Vor allem funktioniert „Spiders“ nicht nur mit seinem konsequent durchdeklinierten Spannungsszenario, sondern eben auch als hartes Sozialdrama in der Tradition des Kämpferischen Französischen Kinos, an der Seite von „Hass – La haine“, „Die Wütenden“ oder „Athena“: Genrekino wie live aus den Banlieues, mit der Sprengkraft harter Hiphop-Beats. Während sich „Spiders“ über weite Strecken konzentriert auf den verzweifelten Überlebenskampf seiner zunächst fünf Hauptfiguren, schält sich mit zunehmender Dauer immer stärker auch eine soziale Analogie heraus: Was ist das Leben junger Menschen mit migrantischen Wurzeln in den Vorstädten von Paris, wenn nicht ein ewiger Kampf gegen staatliche Willkür. Wenn da als Graffito zu lesen ist „Mathys fickt die Bullen“, dann ahnt man, wie die emotionale Gemengelage aussieht. Da ist der Originaltitel natürlich auch viel besser, weil anspielungsreicher. „Vermines“, also „Ungeziefer“, mag auf die sich rasend verbreitenden Sandspinnen rekurrieren, die sich in dem Wohnhaus in der Vorstadt vermehren wie die Karnickel und der Prämisse eines „Attack the Block“ einen eigenen Monstermovie-Dreh geben. Genauso bezieht sich der Titel aber auch darauf, wie die Bewohner besagten Wohnhauses, insbesondere die Jugend, von den Behörden gesehen werden: Geziefer. Kann weg. Das wiederum ist ein Dreh, wie man ihn beispielsweise aus Romeros „The Crazies“ kennen mag.
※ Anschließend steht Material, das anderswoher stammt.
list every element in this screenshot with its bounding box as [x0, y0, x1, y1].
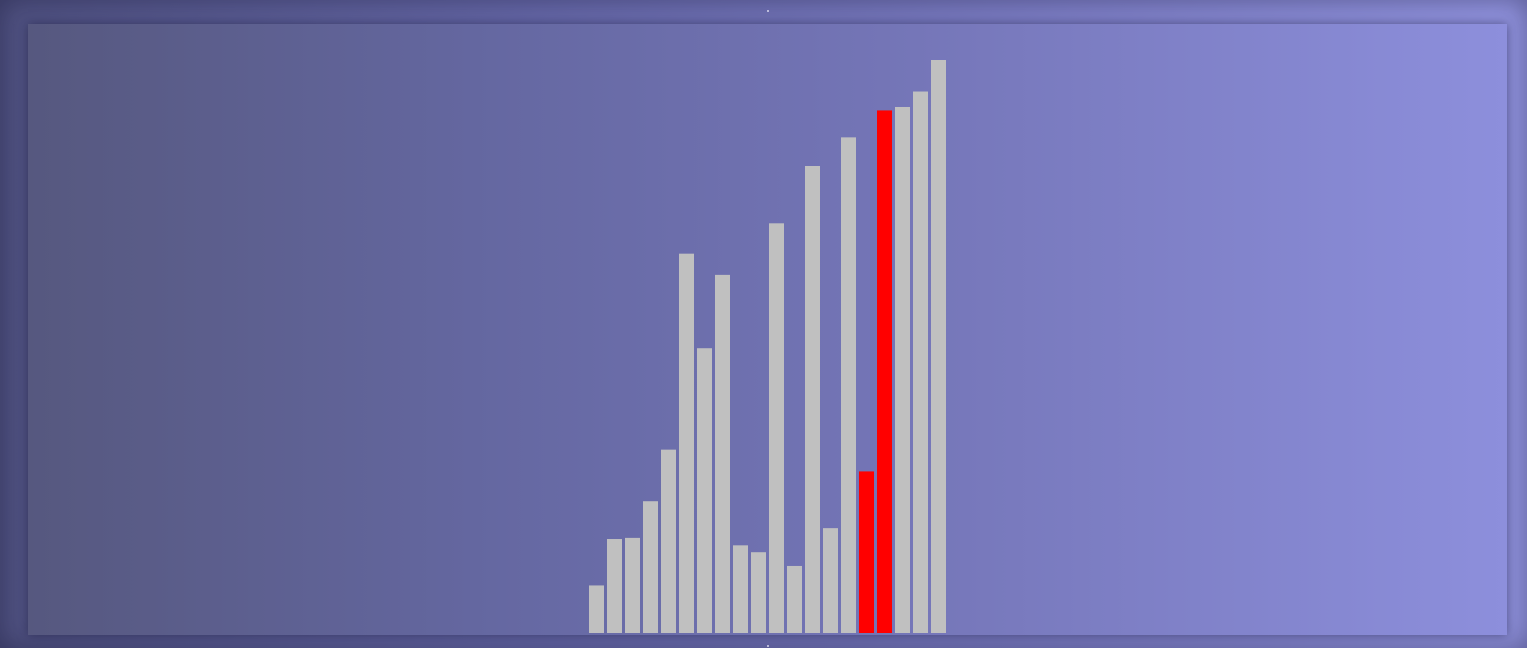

In einer arabischen Wüste beginnt der Film, unter Steinen sucht ein Trupp Männer nach Sandspinnen: selten, rasend schnell, giftig. Sehr giftig. Sehr sehr giftig. Wie man gleich miterleben darf, weil drei Männer auf die Jagd gehen, aber nur zwei Männer mit der wertvollen Beute zurückkehren, die danach in kleinen Tupperbehältern in die Welt geschickt werden. Einer von ihnen landet in einem Krämerladen in Noisy-Le-Grand und über diesen Umweg bei Kaleb, gespielt von Théo Christine aus „Gran Turismo“, der in eingangs erwähnten Hochhausblock wohnt, in dem man sich jederzeit den Showdown von „Die Wütenden“ vorstellen könnte und wo der Sinnspruch aus „La haine“ bestens passt, in dem ein Mann, der aus dem obersten Stockwerk eines Wolkenkratzers fällt, bei jedem Stockwerk sagt: „So weit, so gut“. Weil natürlich gar nichts gut ist. Auch schon vor der gespenstischen Invasion der Achtbeiner, die umso mehr narrative Wucht entwickelt, weil man längst auch gefangen ist in dem persönlichen Drama der Hauptfiguren, zwei Geschwister, die seit dem Tod der Mutter auf Abstand zueinander gegangen sind, was auch direkten Niederschlag auf ihren Freundeskreis hat. Auf gut deutsch: Es steht mehr auf dem Spiel als nur das Leben von ein paar Schachfiguren, die in Richtung Killerspinnen geschoben werden. Es geht um Figuren, an deren Nöten und Befinden man Anteil nimmt.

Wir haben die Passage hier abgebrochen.